Ne gözümüz, ne kulağımız, ne elimiz, ne ayağımız, ne ciğerimiz, ne midemiz, hiçbiri bizim değil; hepsi Allah’ın bize birer ihsanı ve emaneti. Bedenimizi kuşatan şu varlık âleminde de ne hava, ne su, ne güneş, ne ay hiçbiri bizim değil. Hepsi Rabbimizin ihsanı ve ikramı. Bu tablo bizim sonsuz fakrımızı gösterirken, bu varlıkların hiçbirini yapmaya gücümüz yetmemesi de sonsuz aczimizi gösterir.

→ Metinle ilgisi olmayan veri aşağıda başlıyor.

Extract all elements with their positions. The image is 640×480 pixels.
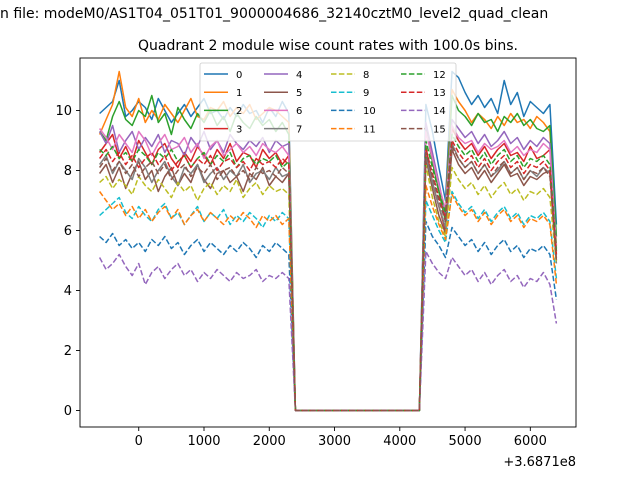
chart-title: Quadrant 2 module wise count rates with …	[138, 38, 518, 54]
series-line-15	[98, 145, 558, 412]
legend-label-8: 8	[363, 70, 369, 81]
chart-suptitle: n file: modeM0/AS1T04_051T01_9000004686_…	[0, 6, 548, 22]
y-axis: 0 2 4 6 8 10	[55, 104, 80, 419]
x-axis-offset-label: +3.6871e8	[503, 455, 576, 470]
legend-label-7: 7	[296, 124, 302, 135]
x-tick-label: 2000	[253, 434, 286, 449]
legend-label-14: 14	[433, 106, 446, 117]
x-tick-label: 4000	[383, 434, 416, 449]
y-tick-label: 10	[55, 104, 72, 119]
x-axis: 0 1000 2000 3000 4000 5000 6000	[135, 427, 547, 449]
y-tick-label: 4	[64, 284, 72, 299]
series-lines	[98, 70, 558, 412]
series-line-11	[98, 184, 558, 412]
x-tick-label: 1000	[187, 434, 220, 449]
series-line-10	[99, 220, 558, 412]
y-tick-label: 2	[64, 344, 72, 359]
legend-label-15: 15	[433, 124, 446, 135]
x-tick-label: 6000	[514, 434, 547, 449]
legend-label-2: 2	[236, 106, 242, 117]
x-tick-label: 0	[135, 434, 143, 449]
legend-label-9: 9	[363, 88, 369, 99]
legend-label-3: 3	[236, 124, 242, 135]
plot-frame	[79, 57, 577, 428]
y-tick-label: 8	[64, 164, 72, 179]
legend-label-0: 0	[236, 70, 242, 81]
legend-label-12: 12	[433, 70, 446, 81]
x-tick-label: 3000	[318, 434, 351, 449]
legend-label-1: 1	[236, 88, 242, 99]
y-tick-label: 0	[64, 404, 72, 419]
legend-label-10: 10	[363, 106, 376, 117]
legend-label-13: 13	[433, 88, 446, 99]
x-tick-label: 5000	[449, 434, 482, 449]
legend-frame	[199, 62, 457, 142]
legend-label-5: 5	[296, 88, 302, 99]
legend-label-11: 11	[363, 124, 376, 135]
legend-label-4: 4	[296, 70, 302, 81]
series-line-9	[99, 190, 558, 412]
legend-label-6: 6	[296, 106, 302, 117]
y-tick-label: 6	[64, 224, 72, 239]
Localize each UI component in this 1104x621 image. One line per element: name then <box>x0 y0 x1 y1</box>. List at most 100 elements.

İşte sonsuz âciz ve fakir olan bu insanın hem bedenindeki, hem haricî âlemdeki faaliyetlerden sayılamayacak kadar çok yardımlar görmesi onun vicdanını, bu “nokta-i istinâd” ve “cihet-i istimdâd” vecheleriyle, Hâlıkına teveccüh ettirir. Vicdan yakinen bilir ki bu işler ve yardımlar insan iradesinin çok ötesindedir ve ancak Allah’ın kudret ve rahmetiyle olmaktadır. Bunun için, insan sonsuz aciz ve fakir olduğunu bilip, kudreti sonsuz ve hazineleri nihayetsiz olan Allah’a sığınmalı, O’na iltica etmeli, O’ndan medet dilemelidir. Zaten kulluğun esası ve hakikati de bundan ibarettir.

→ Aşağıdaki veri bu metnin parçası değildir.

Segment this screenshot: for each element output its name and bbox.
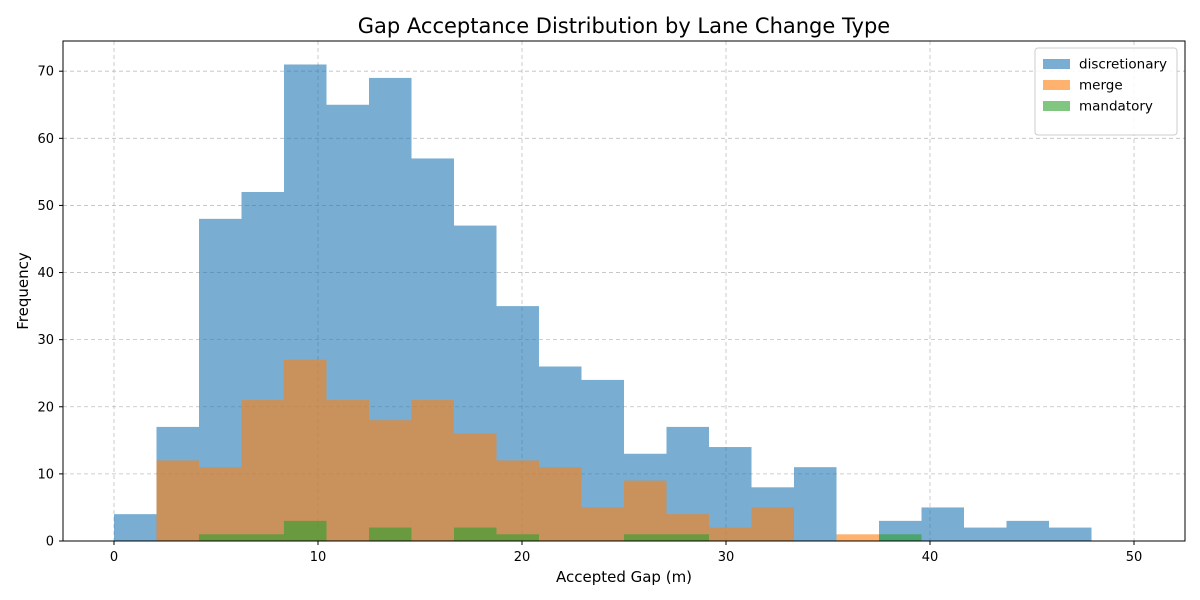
bar-mandatory (283, 520, 327, 541)
bar-mandatory (666, 534, 710, 541)
legend-label: mandatory (1079, 99, 1153, 115)
y-tick-label: 10 (37, 467, 54, 482)
legend-label: discretionary (1079, 57, 1167, 73)
y-tick-label: 50 (37, 199, 54, 214)
bar-merge (411, 400, 455, 541)
y-tick-label: 30 (37, 333, 54, 348)
x-tick-label: 10 (310, 550, 327, 565)
bar-discretionary (793, 467, 837, 541)
y-tick-label: 60 (37, 132, 54, 147)
bar-merge (709, 527, 752, 541)
legend-label: merge (1079, 78, 1123, 94)
legend-swatch (1043, 59, 1070, 69)
bar-merge (538, 467, 582, 541)
bar-merge (496, 460, 539, 541)
x-tick-label: 20 (514, 550, 531, 565)
bar-merge (454, 433, 497, 541)
x-tick-label: 30 (718, 550, 735, 565)
bar-discretionary (921, 507, 965, 541)
bar-mandatory (879, 534, 922, 541)
bar-discretionary (964, 527, 1007, 541)
bar-merge (199, 467, 242, 541)
x-tick-label: 0 (110, 550, 118, 565)
x-tick-label: 40 (922, 550, 939, 565)
y-tick-label: 20 (37, 400, 54, 415)
bar-merge (624, 480, 667, 541)
bar-discretionary (709, 447, 752, 541)
chart-title: Gap Acceptance Distribution by Lane Chan… (358, 14, 890, 38)
bar-mandatory (624, 534, 667, 541)
legend: discretionary merge mandatory (1034, 47, 1178, 136)
series-mandatory (199, 520, 922, 541)
x-axis-label: Accepted Gap (m) (556, 568, 692, 586)
y-axis-label: Frequency (14, 252, 32, 330)
y-tick-label: 40 (37, 266, 54, 281)
axis-ticks: 0 10 20 30 40 50 0 10 20 30 40 50 60 70 (37, 65, 1142, 565)
y-tick-label: 0 (46, 535, 54, 550)
legend-box (1034, 47, 1178, 136)
bar-merge (836, 534, 879, 541)
legend-swatch (1043, 101, 1070, 111)
bar-discretionary (1048, 527, 1092, 541)
plot-frame (62, 40, 1186, 542)
bar-merge (156, 460, 200, 541)
x-tick-label: 50 (1126, 550, 1143, 565)
series-discretionary (114, 64, 1092, 542)
bars (114, 64, 1092, 542)
bar-merge (283, 359, 327, 541)
bar-mandatory (241, 534, 284, 541)
bar-discretionary (1006, 520, 1049, 541)
series-merge (156, 359, 879, 541)
legend-swatch (1043, 80, 1070, 90)
bar-discretionary (114, 514, 157, 541)
bar-mandatory (496, 534, 539, 541)
y-tick-label: 70 (37, 65, 54, 80)
bar-merge (369, 420, 412, 541)
bar-merge (326, 400, 369, 541)
bar-mandatory (369, 527, 412, 541)
bar-mandatory (454, 527, 497, 541)
bar-merge (241, 400, 284, 541)
bar-merge (751, 507, 794, 541)
bar-mandatory (199, 534, 242, 541)
bar-merge (581, 507, 624, 541)
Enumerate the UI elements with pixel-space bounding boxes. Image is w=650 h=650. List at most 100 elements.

Allah, insanı ibadet ve kulluk için yaratmıştır. İnsanın her şeyin dizgininin ve terbiyesinin Allah’ın kudret elinde olduğunu anlaması ve buna tam bir acziyet ile teslim olması, ancak iman ve ibadet ile mümkündür. Bunun dışındaki hiç bir felsefî ve beşerî cereyan bunu temin edemez; tam aksine insanı gurura sevk eder, acz ve fakrını unutturur, nefsinin esiri eder, bir Firavun şekline dönüştürür.

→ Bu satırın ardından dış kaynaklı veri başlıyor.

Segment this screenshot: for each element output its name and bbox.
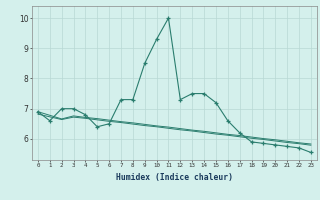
X-axis label: Humidex (Indice chaleur): Humidex (Indice chaleur)	[116, 173, 233, 182]
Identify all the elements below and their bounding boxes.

İnsanı Allah’a yaklaştıran, O’na iltica ettiren en mühim iki esas, fıtratındaki nihayetsiz acizlik ve fakirliktir.. Nasıl bebeğin çaresiz ve zayıf hali anne ve babasını ona hizmetçi yapıyor ise, aynı şekilde insan da nihayetsiz acizliği ve fakirliği ile Allah’ın nihayetsiz kudret ve zenginliğini kendine cezb ediyor ve O’nun nazarında nazlı bir bebek gibi oluyor. İşte insan kibir ve benlik davası yerine bu acz ve fakr kanalını işletse her şey ona itaatkâr olur her şey ona ihsan edilir.
İnsanın böyle yaratılması, Allah’ın sonsuz kudretine ve rahmetine en geniş, en büyük bir ayna olması içindir. İnsanın her ihtiyacı onda bir ismin tecellisine vesile olmuş ve böylece insan bütün esmaya mazhar, en şerefli bir mahlûk olmuştur: İlme ihtiyacı olana Alîm ismini, rızka ihtiyacı olana Rezzak ismini, şifa ihtiyacı olana Şâfi ismini, hidayete ihtiyacı olana Hâdi ismini, mağfirete ihtiyacı olana Ğaffar ismini tecelli ettirmiştir
Hz. Peygamber (asm) her hususta olduğu gibi, acizliğini ve fakirliğini en iyi anlamış, fakrı ile fahretmiş, Allah’a iltica etme konusunda da bize rehber olmuştur. Dünyanın dört bir yanından gelen ganimet ve hediyeler O’nun ayaklarının altına serildiği halde, O, bunların bir zerresinden bile istifade etmedi, hepsini ashâbına dağıttı. O’nun bu tavrı, hayatı boyunca hiç değişmedi.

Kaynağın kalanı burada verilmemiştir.